On 29/08/2021 10:16, Julian Hall wrote:

Getting there slowly :)
You and NFS shares between that NAS and your Mint PC have a loooooong history don't they? We seem to have done this several times before at this point...
You could say that.. and you'd be right. What I don't understand is why I always seem to end up with a different solution to the same problem.

Delete ALL of the old crap - get rid of the weird .mount and .automount files, clean fstab and check through your systemd units to find and remove any old references.
I think I did that and used 'grep -r' to look for file mentions. In seems init.d still lists autofs as a service despite purging autos off the system? Is that harmless?

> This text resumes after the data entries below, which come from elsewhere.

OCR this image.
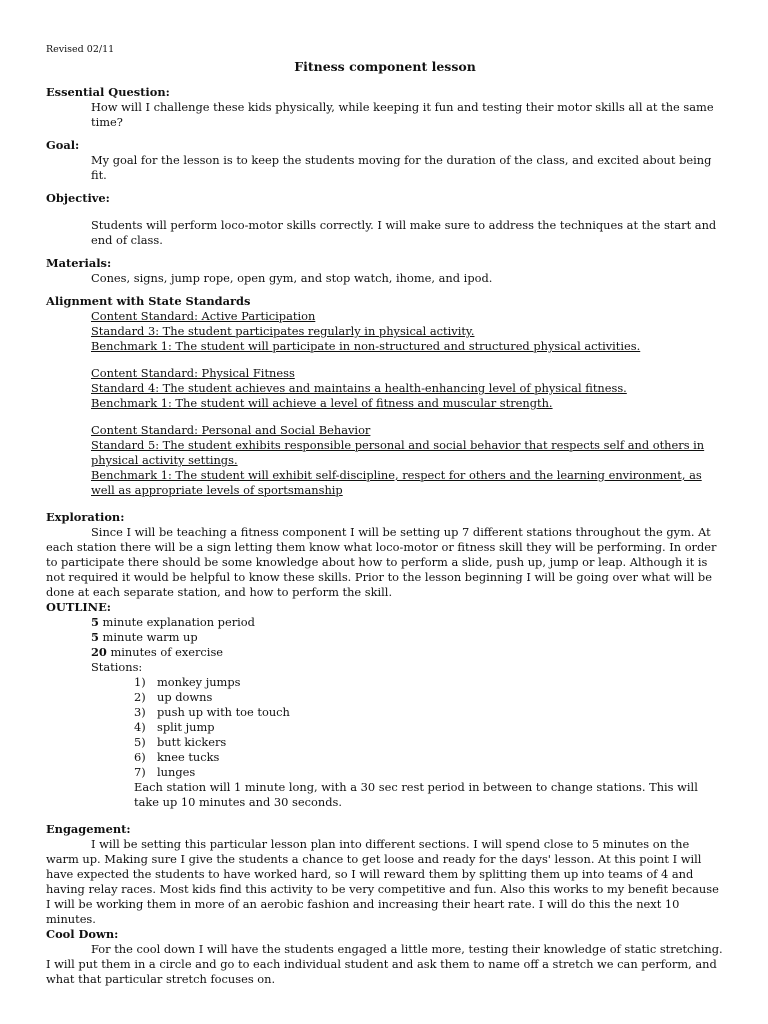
Revised 02/11
Fitness component lesson
Essential Question:
How will I challenge these kids physically, while keeping it fun and testing their motor skills all at the same time?
Goal:
My goal for the lesson is to keep the students moving for the duration of the class, and excited about being fit.
Objective:
Students will perform loco-motor skills correctly. I will make sure to address the techniques at the start and end of class.
Materials:
Cones, signs, jump rope, open gym, and stop watch, ihome, and ipod.
Alignment with State Standards
Content Standard: Active Participation
Standard 3: The student participates regularly in physical activity.
Benchmark 1: The student will participate in non-structured and structured physical activities.
Content Standard: Physical Fitness
Standard 4: The student achieves and maintains a health-enhancing level of physical fitness.
Benchmark 1: The student will achieve a level of fitness and muscular strength.
Content Standard: Personal and Social Behavior
Standard 5: The student exhibits responsible personal and social behavior that respects self and others in physical activity settings.
Benchmark 1: The student will exhibit self-discipline, respect for others and the learning environment, as well as appropriate levels of sportsmanship
Exploration:
Since I will be teaching a fitness component I will be setting up 7 different stations throughout the gym. At each station there will be a sign letting them know what loco-motor or fitness skill they will be performing. In order to participate there should be some knowledge about how to perform a slide, push up, jump or leap. Although it is not required it would be helpful to know these skills. Prior to the lesson beginning I will be going over what will be done at each separate station, and how to perform the skill.
OUTLINE:
5 minute explanation period
5 minute warm up
20 minutes of exercise
Stations:
1) monkey jumps
2) up downs
3) push up with toe touch
4) split jump
5) butt kickers
6) knee tucks
7) lunges
Each station will 1 minute long, with a 30 sec rest period in between to change stations. This will take up 10 minutes and 30 seconds.
Engagement:
I will be setting this particular lesson plan into different sections. I will spend close to 5 minutes on the warm up. Making sure I give the students a chance to get loose and ready for the days' lesson. At this point I will have expected the students to have worked hard, so I will reward them by splitting them up into teams of 4 and having relay races. Most kids find this activity to be very competitive and fun. Also this works to my benefit because I will be working them in more of an aerobic fashion and increasing their heart rate. I will do this the next 10 minutes.
Cool Down:
For the cool down I will have the students engaged a little more, testing their knowledge of static stretching. I will put them in a circle and go to each individual student and ask them to name off a stretch we can perform, and what that particular stretch focuses on.
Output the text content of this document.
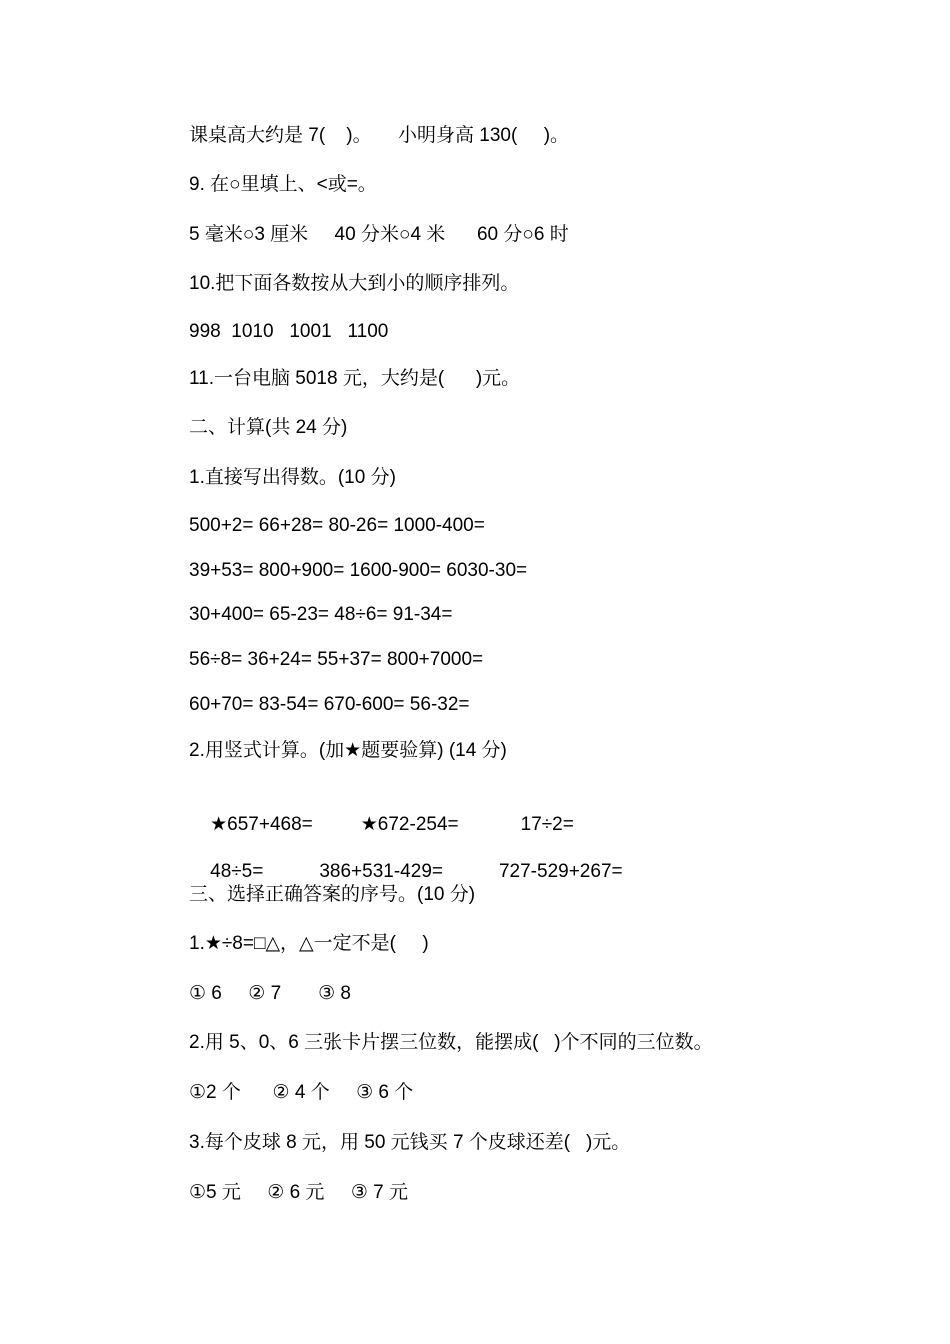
课桌高大约是 7(    )。     小明身高 130(     )。
9. 在○里填上、<或=。
5 毫米○3 厘米     40 分米○4 米      60 分○6 时
10.把下面各数按从大到小的顺序排列。
998  1010   1001   1100
11.一台电脑 5018 元，大约是(      )元。
二、计算(共 24 分)
1.直接写出得数。(10 分)
500+2= 66+28= 80-26= 1000-400=
39+53= 800+900= 1600-900= 6030-30=
30+400= 65-23= 48÷6= 91-34=
56÷8= 36+24= 55+37= 800+7000=
60+70= 83-54= 670-600= 56-32=
2.用竖式计算。(加★题要验算) (14 分)

★657+468=	★672-254=	17÷2=

48÷5=	386+531-429=	727-529+267=

三、选择正确答案的序号。(10 分)
1.★÷8=□△，△一定不是(     )
① 6     ② 7       ③ 8
2.用 5、0、6 三张卡片摆三位数，能摆成(   )个不同的三位数。
①2 个      ② 4 个     ③ 6 个
3.每个皮球 8 元，用 50 元钱买 7 个皮球还差(   )元。
①5 元     ② 6 元     ③ 7 元
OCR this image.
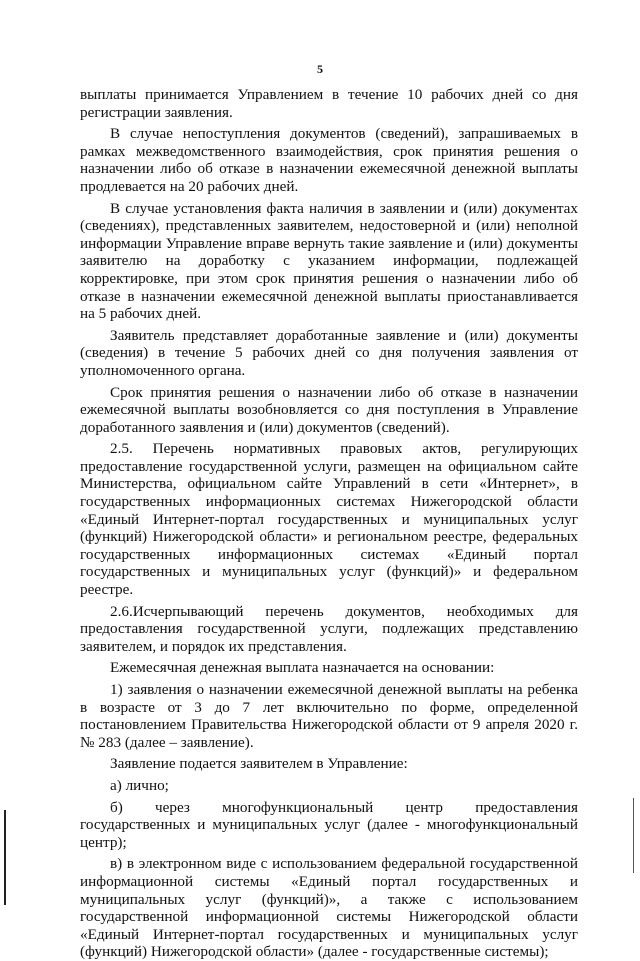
5

выплаты принимается Управлением в течение 10 рабочих дней со дня регистрации заявления.

В случае непоступления документов (сведений), запрашиваемых в рамках межведомственного взаимодействия, срок принятия решения о назначении либо об отказе в назначении ежемесячной денежной выплаты продлевается на 20 рабочих дней.

В случае установления факта наличия в заявлении и (или) документах (сведениях), представленных заявителем, недостоверной и (или) неполной информации Управление вправе вернуть такие заявление и (или) документы заявителю на доработку с указанием информации, подлежащей корректировке, при этом срок принятия решения о назначении либо об отказе в назначении ежемесячной денежной выплаты приостанавливается на 5 рабочих дней.

Заявитель представляет доработанные заявление и (или) документы (сведения) в течение 5 рабочих дней со дня получения заявления от уполномоченного органа.

Срок принятия решения о назначении либо об отказе в назначении ежемесячной выплаты возобновляется со дня поступления в Управление доработанного заявления и (или) документов (сведений).

2.5. Перечень нормативных правовых актов, регулирующих предоставление государственной услуги, размещен на официальном сайте Министерства, официальном сайте Управлений в сети «Интернет», в государственных информационных системах Нижегородской области «Единый Интернет-портал государственных и муниципальных услуг (функций) Нижегородской области» и региональном реестре, федеральных государственных информационных системах «Единый портал государственных и муниципальных услуг (функций)» и федеральном реестре.

2.6.Исчерпывающий перечень документов, необходимых для предоставления государственной услуги, подлежащих представлению заявителем, и порядок их представления.

Ежемесячная денежная выплата назначается на основании:

1) заявления о назначении ежемесячной денежной выплаты на ребенка в возрасте от 3 до 7 лет включительно по форме, определенной постановлением Правительства Нижегородской области от 9 апреля 2020 г. № 283 (далее – заявление).

Заявление подается заявителем в Управление:

а) лично;

б) через многофункциональный центр предоставления государственных и муниципальных услуг (далее - многофункциональный центр);

в) в электронном виде с использованием федеральной государственной информационной системы «Единый портал государственных и муниципальных услуг (функций)», а также с использованием государственной информационной системы Нижегородской области «Единый Интернет-портал государственных и муниципальных услуг (функций) Нижегородской области» (далее - государственные системы);
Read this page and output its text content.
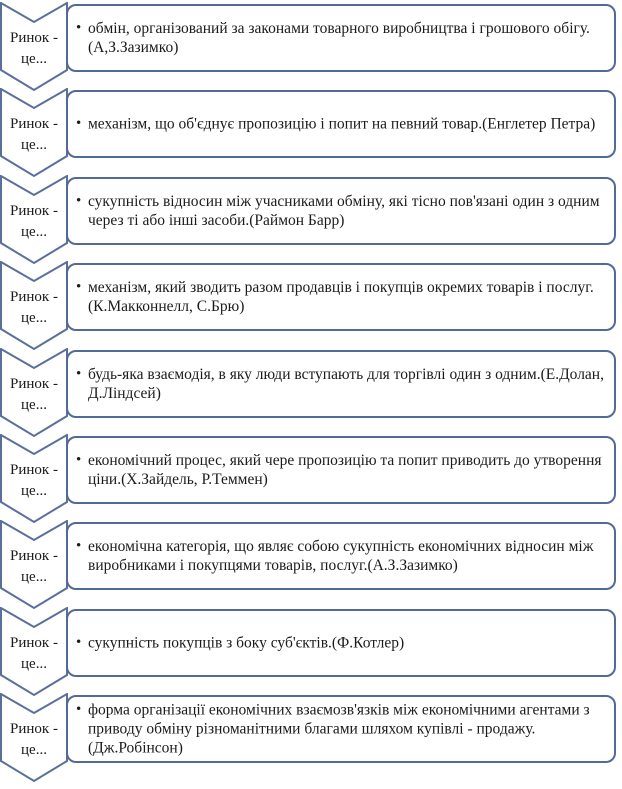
Ринок -
це...
• обмін, організований за законами товарного виробництва і грошового обігу. (А,З.Зазимко)
Ринок -
це...
• механізм, що об'єднує пропозицію і попит на певний товар.(Енглетер Петра)
Ринок -
це...
• сукупність відносин між учасниками обміну, які тісно пов'язані один з одним через ті або інші засоби.(Раймон Барр)
Ринок -
це...
• механізм, який зводить разом продавців і покупців окремих товарів і послуг.(К.Макконнелл, С.Брю)
Ринок -
це...
• будь-яка взаємодія, в яку люди вступають для торгівлі один з одним.(Е.Долан, Д.Ліндсей)
Ринок -
це...
• економічний процес, який чере пропозицію та попит приводить до утворення ціни.(Х.Зайдель, Р.Теммен)
Ринок -
це...
• економічна категорія, що являє собою сукупність економічних відносин між виробниками і покупцями товарів, послуг.(А.З.Зазимко)
Ринок -
це...
• сукупність покупців з боку суб'єктів.(Ф.Котлер)
Ринок -
це...
• форма організації економічних взаємозв'язків між економічними агентами з приводу обміну різноманітними благами шляхом купівлі - продажу.(Дж.Робінсон)
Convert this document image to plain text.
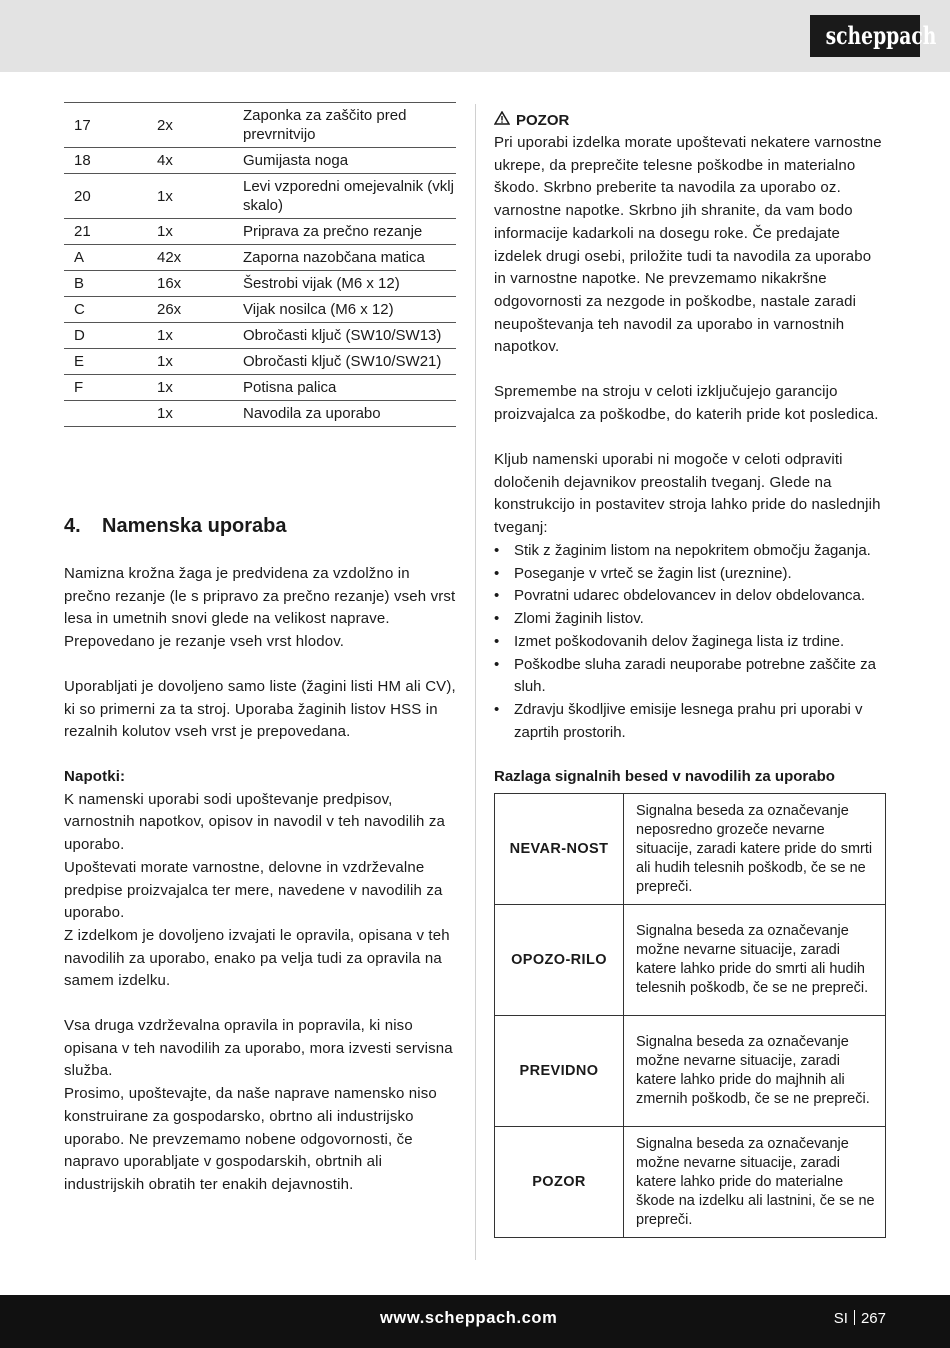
scheppach
17	2x	Zaponka za zaščito pred prevrnitvijo
18	4x	Gumijasta noga
20	1x	Levi vzporedni omejevalnik (vklj skalo)
21	1x	Priprava za prečno rezanje
A	42x	Zaporna nazobčana matica
B	16x	Šestrobi vijak (M6 x 12)
C	26x	Vijak nosilca (M6 x 12)
D	1x	Obročasti ključ (SW10/SW13)
E	1x	Obročasti ključ (SW10/SW21)
F	1x	Potisna palica
	1x	Navodila za uporabo
4. Namenska uporaba

Namizna krožna žaga je predvidena za vzdolžno in prečno rezanje (le s pripravo za prečno rezanje) vseh vrst lesa in umetnih snovi glede na velikost naprave. Prepovedano je rezanje vseh vrst hlodov.

Uporabljati je dovoljeno samo liste (žagini listi HM ali CV), ki so primerni za ta stroj. Uporaba žaginih listov HSS in rezalnih kolutov vseh vrst je prepovedana.

Napotki:

K namenski uporabi sodi upoštevanje predpisov, varnostnih napotkov, opisov in navodil v teh navodilih za uporabo.

Upoštevati morate varnostne, delovne in vzdrževalne predpise proizvajalca ter mere, navedene v navodilih za uporabo.

Z izdelkom je dovoljeno izvajati le opravila, opisana v teh navodilih za uporabo, enako pa velja tudi za opravila na samem izdelku.

Vsa druga vzdrževalna opravila in popravila, ki niso opisana v teh navodilih za uporabo, mora izvesti servisna služba.

Prosimo, upoštevajte, da naše naprave namensko niso konstruirane za gospodarsko, obrtno ali industrijsko uporabo. Ne prevzemamo nobene odgovornosti, če napravo uporabljate v gospodarskih, obrtnih ali industrijskih obratih ter enakih dejavnostih.

POZOR

Pri uporabi izdelka morate upoštevati nekatere varnostne ukrepe, da preprečite telesne poškodbe in materialno škodo. Skrbno preberite ta navodila za uporabo oz. varnostne napotke. Skrbno jih shranite, da vam bodo informacije kadarkoli na dosegu roke. Če predajate izdelek drugi osebi, priložite tudi ta navodila za uporabo in varnostne napotke. Ne prevzemamo nikakršne odgovornosti za nezgode in poškodbe, nastale zaradi neupoštevanja teh navodil za uporabo in varnostnih napotkov.

Spremembe na stroju v celoti izključujejo garancijo proizvajalca za poškodbe, do katerih pride kot posledica.

Kljub namenski uporabi ni mogoče v celoti odpraviti določenih dejavnikov preostalih tveganj. Glede na konstrukcijo in postavitev stroja lahko pride do naslednjih tveganj:

• Stik z žaginim listom na nepokritem območju žaganja.
• Poseganje v vrteč se žagin list (ureznine).
• Povratni udarec obdelovancev in delov obdelovanca.
• Zlomi žaginih listov.
• Izmet poškodovanih delov žaginega lista iz trdine.
• Poškodbe sluha zaradi neuporabe potrebne zaščite za sluh.
• Zdravju škodljive emisije lesnega prahu pri uporabi v zaprtih prostorih.
Razlaga signalnih besed v navodilih za uporabo
NEVAR-NOST	Signalna beseda za označevanje neposredno grozeče nevarne situacije, zaradi katere pride do smrti ali hudih telesnih poškodb, če se ne prepreči.
OPOZO-RILO	Signalna beseda za označevanje možne nevarne situacije, zaradi katere lahko pride do smrti ali hudih telesnih poškodb, če se ne prepreči.
PREVIDNO	Signalna beseda za označevanje možne nevarne situacije, zaradi katere lahko pride do majhnih ali zmernih poškodb, če se ne prepreči.
POZOR	Signalna beseda za označevanje možne nevarne situacije, zaradi katere lahko pride do materialne škode na izdelku ali lastnini, če se ne prepreči.
www.scheppach.com	SI 267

First thing to do is make sure you've cleaned up all the old stuff first: what happens if you do:

/etc/init.d/autofs status

On your modern-ish Mint box old init isn't really there, it's all systemd now mercifully. So your traditional /etc/init.d/blah stuff is actually redirected to and handled by systemd. It's the same as just running:

systemctl status autofs

Either way you want to find out if it - or any of your other old mount stuff - is still lurking around and messing things up. You can disable it but if you've apt purged the package anyway it should be a non functional systemd unit anyway. To be sure:

systemctl disable autofs

Look for other mount service stuff you may have forgotten about:

systemctl list-unit-files | grep enabled | sort

Disable the stuff you want to get rid of:

systemctl disable blah

Check fstab for old redundant entries as well. Reboot.

Once you're 100% sure that the mounting itself is working fine (it's *on access* remember) then move on to step 2: permissions.